6. Effectuez un lavage de cerveau sélectif.
Un beau matin, alors que vous êtes toujours en France, oubliez le nom de vos marques de commerce préférées. Recommencez à acheter des PRODUITS. Exit le Nestlé, le Danone, le Perrier. Réapprenez à utiliser les mots communs. Café. Chocolat. Yaourt (ou yogourt). Eau minérale. Les Français développent un lien émotionnel très fort envers leurs marques de commerce. Il est difficile d’expliquer la raison de cet attachement. Or, quand on immigre, on perd ces repères. Donc, celui qui les a perdus d’avance aura plus de facilité à s’adapter.

7. Mangez (presque) québécois.
C’est quoi au juste, manger québécois? Vous n’en avez probablement aucune idée. Même des immigrants qui sont au Québec depuis 5 ans n’en ont probablement aucune idée. Ils vivent dans un bastion. Ils ont peur.
Il faut changer cette perception. Comme dans toute chose, on accroche tout d’abord aux clichés et aux symboles les plus forts, mais pas forcément les plus pertinents: sirop d’érable, poutine, poulet grillé Saint-Hubert, la tourtière. Mais ensuite? La cuisine québécoise, qu’elle soit moderne ou traditionnelle, s’appuie sur tout un ensemble d’aliments, de techniques, d’agencements, de saveurs. Vous voulez les connaître? Achetez des livres de recettes d’ici. Ça doit se trouver. Essayez les mets de tous les jours: spaghetti sauce à la viande, chop suey, pâté chinois, jambon à l’ananas, carrés aux dattes, gâteau Elizabeth, gâteau aux carottes, pouding chômeur, pouding au pain, et quoi encore. Au début ça sera exotique (ou bien, si vous êtes du genre chauvins, ce sera insupportable). Puis, ça deviendra normal, ordinaire (ou si vous êtes chauvins, ce sera tout aussi insupportable).

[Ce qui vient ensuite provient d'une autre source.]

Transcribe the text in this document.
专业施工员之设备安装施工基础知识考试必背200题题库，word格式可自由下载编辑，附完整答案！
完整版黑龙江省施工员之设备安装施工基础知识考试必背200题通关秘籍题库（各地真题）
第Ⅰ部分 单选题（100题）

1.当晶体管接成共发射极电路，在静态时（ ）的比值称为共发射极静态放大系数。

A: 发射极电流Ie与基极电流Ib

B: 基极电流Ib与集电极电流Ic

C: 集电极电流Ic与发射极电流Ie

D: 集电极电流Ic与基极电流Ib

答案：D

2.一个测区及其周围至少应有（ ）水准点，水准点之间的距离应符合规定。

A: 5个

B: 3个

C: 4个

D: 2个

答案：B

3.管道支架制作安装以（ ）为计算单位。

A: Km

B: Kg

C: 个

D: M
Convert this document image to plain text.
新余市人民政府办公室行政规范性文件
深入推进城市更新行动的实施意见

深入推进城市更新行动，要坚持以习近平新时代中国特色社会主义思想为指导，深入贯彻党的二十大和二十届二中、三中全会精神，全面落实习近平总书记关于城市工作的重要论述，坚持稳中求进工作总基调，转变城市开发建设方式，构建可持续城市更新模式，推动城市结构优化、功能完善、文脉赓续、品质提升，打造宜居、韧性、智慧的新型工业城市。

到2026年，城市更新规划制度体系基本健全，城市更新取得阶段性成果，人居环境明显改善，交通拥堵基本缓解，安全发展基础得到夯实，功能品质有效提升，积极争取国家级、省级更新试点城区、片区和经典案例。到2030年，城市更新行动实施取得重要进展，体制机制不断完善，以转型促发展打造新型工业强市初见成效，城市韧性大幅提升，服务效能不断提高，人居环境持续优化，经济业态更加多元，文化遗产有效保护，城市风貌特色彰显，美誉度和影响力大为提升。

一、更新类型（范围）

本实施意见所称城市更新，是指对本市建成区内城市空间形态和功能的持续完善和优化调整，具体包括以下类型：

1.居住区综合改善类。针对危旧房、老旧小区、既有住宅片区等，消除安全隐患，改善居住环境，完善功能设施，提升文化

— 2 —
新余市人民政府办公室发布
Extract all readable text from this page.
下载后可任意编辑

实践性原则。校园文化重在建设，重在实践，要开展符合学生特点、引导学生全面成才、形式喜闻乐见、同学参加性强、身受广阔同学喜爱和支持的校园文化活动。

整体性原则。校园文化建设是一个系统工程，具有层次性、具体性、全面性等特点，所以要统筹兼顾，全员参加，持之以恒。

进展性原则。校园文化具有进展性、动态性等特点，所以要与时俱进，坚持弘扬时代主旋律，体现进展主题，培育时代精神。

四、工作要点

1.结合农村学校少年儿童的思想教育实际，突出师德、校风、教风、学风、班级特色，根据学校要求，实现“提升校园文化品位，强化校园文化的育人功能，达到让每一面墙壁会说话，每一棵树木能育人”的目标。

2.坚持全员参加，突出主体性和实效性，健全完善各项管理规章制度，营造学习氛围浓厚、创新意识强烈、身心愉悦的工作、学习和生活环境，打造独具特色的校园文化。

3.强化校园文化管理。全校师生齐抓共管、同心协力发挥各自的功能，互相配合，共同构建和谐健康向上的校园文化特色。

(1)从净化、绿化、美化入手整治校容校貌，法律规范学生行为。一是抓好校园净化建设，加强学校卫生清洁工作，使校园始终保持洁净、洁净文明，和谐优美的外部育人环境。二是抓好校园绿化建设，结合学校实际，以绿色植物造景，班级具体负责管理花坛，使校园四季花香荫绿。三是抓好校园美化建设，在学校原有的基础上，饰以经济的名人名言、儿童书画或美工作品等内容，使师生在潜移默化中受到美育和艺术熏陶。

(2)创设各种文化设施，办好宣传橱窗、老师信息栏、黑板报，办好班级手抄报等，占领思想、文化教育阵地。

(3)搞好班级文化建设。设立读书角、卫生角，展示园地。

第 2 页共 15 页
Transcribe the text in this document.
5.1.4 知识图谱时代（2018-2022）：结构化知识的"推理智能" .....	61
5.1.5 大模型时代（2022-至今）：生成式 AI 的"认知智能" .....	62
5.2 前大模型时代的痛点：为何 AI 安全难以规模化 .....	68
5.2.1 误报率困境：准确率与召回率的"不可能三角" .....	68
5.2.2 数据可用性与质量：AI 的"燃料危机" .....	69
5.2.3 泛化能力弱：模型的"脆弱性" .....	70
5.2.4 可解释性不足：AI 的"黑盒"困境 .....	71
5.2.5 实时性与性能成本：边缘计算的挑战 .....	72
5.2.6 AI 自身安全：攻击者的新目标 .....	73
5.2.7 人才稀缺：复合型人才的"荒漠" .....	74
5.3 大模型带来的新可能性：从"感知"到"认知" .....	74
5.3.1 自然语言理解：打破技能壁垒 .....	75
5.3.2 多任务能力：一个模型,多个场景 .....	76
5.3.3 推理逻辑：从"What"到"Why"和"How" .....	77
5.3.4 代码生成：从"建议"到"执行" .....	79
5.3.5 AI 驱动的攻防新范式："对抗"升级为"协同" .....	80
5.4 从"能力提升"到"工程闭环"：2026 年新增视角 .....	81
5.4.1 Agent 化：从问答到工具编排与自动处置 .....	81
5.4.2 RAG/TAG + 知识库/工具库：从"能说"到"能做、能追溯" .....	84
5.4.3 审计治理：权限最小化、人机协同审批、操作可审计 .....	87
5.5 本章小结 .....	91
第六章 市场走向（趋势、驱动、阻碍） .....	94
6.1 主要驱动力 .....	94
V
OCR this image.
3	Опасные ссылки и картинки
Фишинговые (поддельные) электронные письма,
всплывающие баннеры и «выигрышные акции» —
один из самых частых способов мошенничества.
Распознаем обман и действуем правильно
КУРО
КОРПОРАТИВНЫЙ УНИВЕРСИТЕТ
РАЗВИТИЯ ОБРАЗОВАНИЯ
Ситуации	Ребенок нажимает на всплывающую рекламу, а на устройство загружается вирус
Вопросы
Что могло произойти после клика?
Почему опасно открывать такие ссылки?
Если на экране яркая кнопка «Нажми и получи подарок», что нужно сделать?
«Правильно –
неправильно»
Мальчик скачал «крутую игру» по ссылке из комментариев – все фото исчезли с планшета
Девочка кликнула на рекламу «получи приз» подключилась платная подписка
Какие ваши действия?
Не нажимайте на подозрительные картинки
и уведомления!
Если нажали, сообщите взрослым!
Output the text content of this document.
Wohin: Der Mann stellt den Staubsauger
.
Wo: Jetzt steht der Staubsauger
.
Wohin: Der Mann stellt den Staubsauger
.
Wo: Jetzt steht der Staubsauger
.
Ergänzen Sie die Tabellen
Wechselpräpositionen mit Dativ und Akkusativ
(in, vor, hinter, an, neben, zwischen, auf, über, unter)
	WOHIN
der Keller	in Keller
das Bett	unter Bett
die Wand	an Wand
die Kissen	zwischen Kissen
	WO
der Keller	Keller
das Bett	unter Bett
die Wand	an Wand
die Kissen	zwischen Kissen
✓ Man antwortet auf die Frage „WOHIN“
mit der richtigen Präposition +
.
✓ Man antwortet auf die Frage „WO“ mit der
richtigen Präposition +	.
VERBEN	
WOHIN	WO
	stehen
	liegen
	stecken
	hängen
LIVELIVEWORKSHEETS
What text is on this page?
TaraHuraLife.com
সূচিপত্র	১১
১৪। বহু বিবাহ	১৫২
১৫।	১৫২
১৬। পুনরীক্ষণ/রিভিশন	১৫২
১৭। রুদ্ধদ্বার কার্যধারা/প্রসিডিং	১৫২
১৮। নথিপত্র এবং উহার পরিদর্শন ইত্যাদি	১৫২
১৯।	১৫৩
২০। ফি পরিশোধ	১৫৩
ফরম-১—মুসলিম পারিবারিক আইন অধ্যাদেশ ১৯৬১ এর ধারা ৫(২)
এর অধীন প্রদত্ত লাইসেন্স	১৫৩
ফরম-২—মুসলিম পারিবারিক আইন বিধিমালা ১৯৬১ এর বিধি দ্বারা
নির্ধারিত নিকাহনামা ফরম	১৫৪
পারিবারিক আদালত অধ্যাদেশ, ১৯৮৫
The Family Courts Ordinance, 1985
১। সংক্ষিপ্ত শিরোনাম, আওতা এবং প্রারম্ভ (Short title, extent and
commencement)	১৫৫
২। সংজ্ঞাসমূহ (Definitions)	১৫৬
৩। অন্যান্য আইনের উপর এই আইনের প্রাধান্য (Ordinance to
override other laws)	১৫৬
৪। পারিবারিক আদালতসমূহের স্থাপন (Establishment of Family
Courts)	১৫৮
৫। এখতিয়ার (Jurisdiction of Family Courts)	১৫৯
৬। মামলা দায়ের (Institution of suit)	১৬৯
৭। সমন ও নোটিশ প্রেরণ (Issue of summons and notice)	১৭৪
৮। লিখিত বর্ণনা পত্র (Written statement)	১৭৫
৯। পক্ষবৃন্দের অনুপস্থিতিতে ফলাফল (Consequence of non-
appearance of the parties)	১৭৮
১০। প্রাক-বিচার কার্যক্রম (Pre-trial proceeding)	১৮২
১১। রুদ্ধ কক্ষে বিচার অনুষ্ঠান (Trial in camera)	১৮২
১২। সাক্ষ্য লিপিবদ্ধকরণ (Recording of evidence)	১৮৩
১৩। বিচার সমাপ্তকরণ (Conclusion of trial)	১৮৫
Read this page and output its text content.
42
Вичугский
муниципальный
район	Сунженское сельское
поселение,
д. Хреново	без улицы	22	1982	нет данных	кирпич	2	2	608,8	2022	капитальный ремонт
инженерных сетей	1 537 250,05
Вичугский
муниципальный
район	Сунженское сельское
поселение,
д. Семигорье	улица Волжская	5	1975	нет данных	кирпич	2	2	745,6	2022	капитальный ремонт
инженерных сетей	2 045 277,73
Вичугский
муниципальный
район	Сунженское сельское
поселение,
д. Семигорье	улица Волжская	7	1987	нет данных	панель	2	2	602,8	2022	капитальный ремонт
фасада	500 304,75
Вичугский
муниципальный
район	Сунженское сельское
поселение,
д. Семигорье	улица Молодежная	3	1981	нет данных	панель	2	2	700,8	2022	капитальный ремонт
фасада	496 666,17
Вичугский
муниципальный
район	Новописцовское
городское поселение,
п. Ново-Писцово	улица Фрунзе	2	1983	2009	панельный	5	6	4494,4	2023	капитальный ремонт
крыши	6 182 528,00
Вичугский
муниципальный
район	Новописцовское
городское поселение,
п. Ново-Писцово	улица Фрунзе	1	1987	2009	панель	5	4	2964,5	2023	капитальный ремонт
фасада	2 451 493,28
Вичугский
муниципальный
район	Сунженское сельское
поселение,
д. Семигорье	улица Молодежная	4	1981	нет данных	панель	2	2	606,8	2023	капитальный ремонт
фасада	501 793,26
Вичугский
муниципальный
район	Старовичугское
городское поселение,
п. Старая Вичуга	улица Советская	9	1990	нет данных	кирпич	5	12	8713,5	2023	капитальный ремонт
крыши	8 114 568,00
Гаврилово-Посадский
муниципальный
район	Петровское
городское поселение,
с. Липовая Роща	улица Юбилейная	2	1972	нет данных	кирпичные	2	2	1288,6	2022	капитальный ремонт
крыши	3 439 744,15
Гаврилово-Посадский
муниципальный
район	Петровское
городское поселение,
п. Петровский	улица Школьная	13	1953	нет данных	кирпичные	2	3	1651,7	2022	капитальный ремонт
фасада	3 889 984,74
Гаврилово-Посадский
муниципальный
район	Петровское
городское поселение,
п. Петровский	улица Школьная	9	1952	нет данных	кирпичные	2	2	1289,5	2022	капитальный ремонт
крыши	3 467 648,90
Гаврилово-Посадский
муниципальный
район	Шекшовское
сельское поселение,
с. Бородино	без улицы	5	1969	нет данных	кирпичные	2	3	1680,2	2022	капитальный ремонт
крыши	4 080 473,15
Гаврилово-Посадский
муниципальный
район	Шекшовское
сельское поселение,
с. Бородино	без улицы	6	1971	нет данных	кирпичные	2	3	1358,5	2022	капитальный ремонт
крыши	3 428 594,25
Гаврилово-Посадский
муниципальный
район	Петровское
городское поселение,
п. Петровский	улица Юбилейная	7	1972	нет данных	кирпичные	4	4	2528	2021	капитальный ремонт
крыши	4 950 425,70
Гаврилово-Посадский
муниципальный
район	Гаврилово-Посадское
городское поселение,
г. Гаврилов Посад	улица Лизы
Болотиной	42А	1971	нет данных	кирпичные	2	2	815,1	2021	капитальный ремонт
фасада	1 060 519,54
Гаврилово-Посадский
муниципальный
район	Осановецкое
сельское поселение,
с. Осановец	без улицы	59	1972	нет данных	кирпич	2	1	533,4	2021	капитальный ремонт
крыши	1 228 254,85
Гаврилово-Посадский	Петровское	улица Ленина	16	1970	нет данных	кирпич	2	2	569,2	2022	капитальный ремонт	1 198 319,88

8. Oubliez vos expressions idiomatiques.
À l’international, rien de mieux que de nettoyer sa langue pour se faire comprendre. Le saviez vous? La plupart de vos raccourcis de langage ne seront pas reconnus, et seront encore moins utilisés, au Québec. Au pire, ils feront rigoler (de vous). Que vous parliez de matos, de nana, de taf, de clopes, de SDF… de grâce, pour faciliter les choses, faites quelques efforts. Déjà que vous aurez un accent à couper au couteau…

9. Vous avez tort.
Eh oui, vous avez tort sur toute la ligne. Votre CV est mésadapté, vous ne savez plus comment faire la lessive, on rit de la photo de votre ancienne voiture, et votre manière de marcher sur les trottoirs glacés fera rigoler les vieilles mémés arthritiques. En plus, vous êtes aveugles. Eh oui, malgré les avertissements répétés, vous n’arrivez pas à trouver la crème de marrons (elle est là devant vous), le fromage (il n’est pas avez le lait), l’eau minérale (avec la bière), etc. Soyez bon joueur: reconnaissez votre nullité infinie, et elle disparaîtra d’elle-même! N’est-ce pas miraculeux?

10. Cultivez le sourire.
Le Québec combine le “sourire des affaires” nord-américain avec un désir insurmontable d’éviter les conflits. Le résultat est que la plupart des gens glissent l’un contre l’autre comme s’ils étaient couverts d’huile d’olive (note: c’est une métaphore, n’essayez pas cela dans la rue à Montréal). Bref, ils s’attendent à ce que vous ne soyez pas:
– mal embouché
– sec
– hautain
– impoli
– gueulard
– revendicateur
– obstineux
Soyez certain que votre attitude courtoise avec la caissière, la serveuse ou l’inconnu dans la rue ne sera pas perçue comme de la soumission, mais comme une “clé magique” pour prévenir ou régler tout conflit. Évidemment, si on vous bouscule sans avertissement, tapez.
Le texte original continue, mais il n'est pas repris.